Photo: Surf crashes onto the  Giant's Causeway rocks.

Photograph by Jim Richardson

Rocks are so common that most of us take them for granted—cursing when we hit them with the garden hoe or taking advantage of them to drive in tent pegs on summer camping trips.

But what exactly is a rock?

To geologists, a rock is a natural substance composed of solid crystals of different minerals that have been fused together into a solid lump. The minerals may or may not have been formed at the same time. What matters is that natural processes glued them all together.

There are three basic types of rock: igneous, sedimentary, and metamorphic.

Extremely common in the Earth's crust, igneous rocks are volcanic and form from molten material. They include not only lava spewed from volcanoes, but also rocks like granite, which are formed by magma that solidifies far underground.

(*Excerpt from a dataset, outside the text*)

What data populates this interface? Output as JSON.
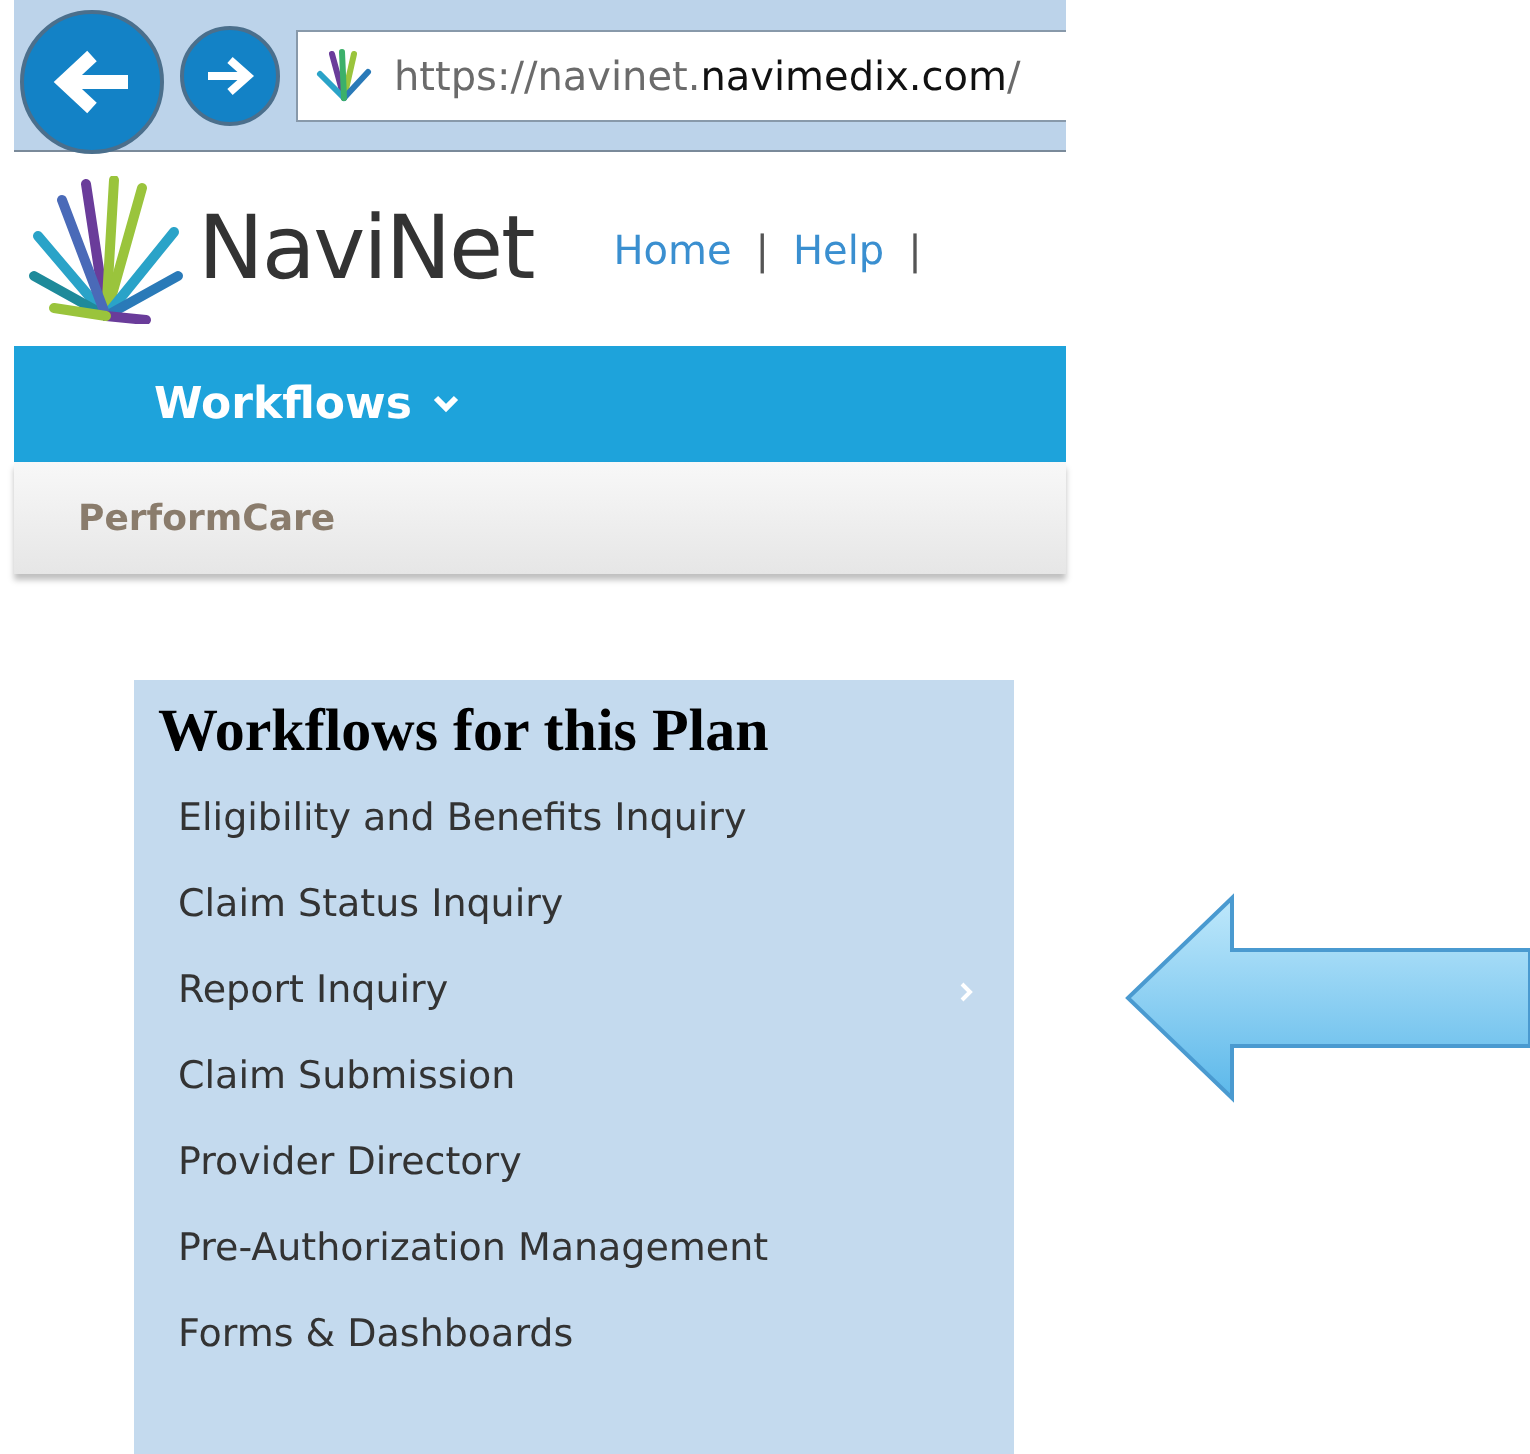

Typically, granite makes up large parts of all the continents. The seafloor is formed of a dark lava called basalt, the most common volcanic rock. Basalt is also found in volcanic lava flows, such as those in Hawaii, Iceland, and large parts of the U.S. Northwest.

Granite rocks can be very old. Some granite, in Australia, is believed to be more than four billion years old, although when rocks get that old, they've been altered enough by geological forces that it's hard to classify them.

Sedimentary rocks are formed from eroded fragments of other rocks or even from the remains of plants or animals. The fragments accumulate in low-lying areas—lakes, oceans, and deserts—and then are compressed back into rock by the weight of overlying materials. Sandstone is formed from sand, mudstone from mud, and limestone from seashells, diatoms, or bonelike minerals precipitating out of calcium-rich water.

Fossils are most frequently found in sedimentary rock, which comes in layers, called strata.

Metamorphic rocks are sedimentary or igneous rocks that have been transformed by pressure, heat, or the intrusion of fluids. The heat may come from nearby magma or hot water intruding via hot springs. It can also come from subduction, when tectonic forces draw rocks deep beneath the Earth's surface.

Marble is metamorphosed limestone, quartzite is metamorphosed sandstone, and gneiss, another common metamorphic rock, sometimes begins as granite.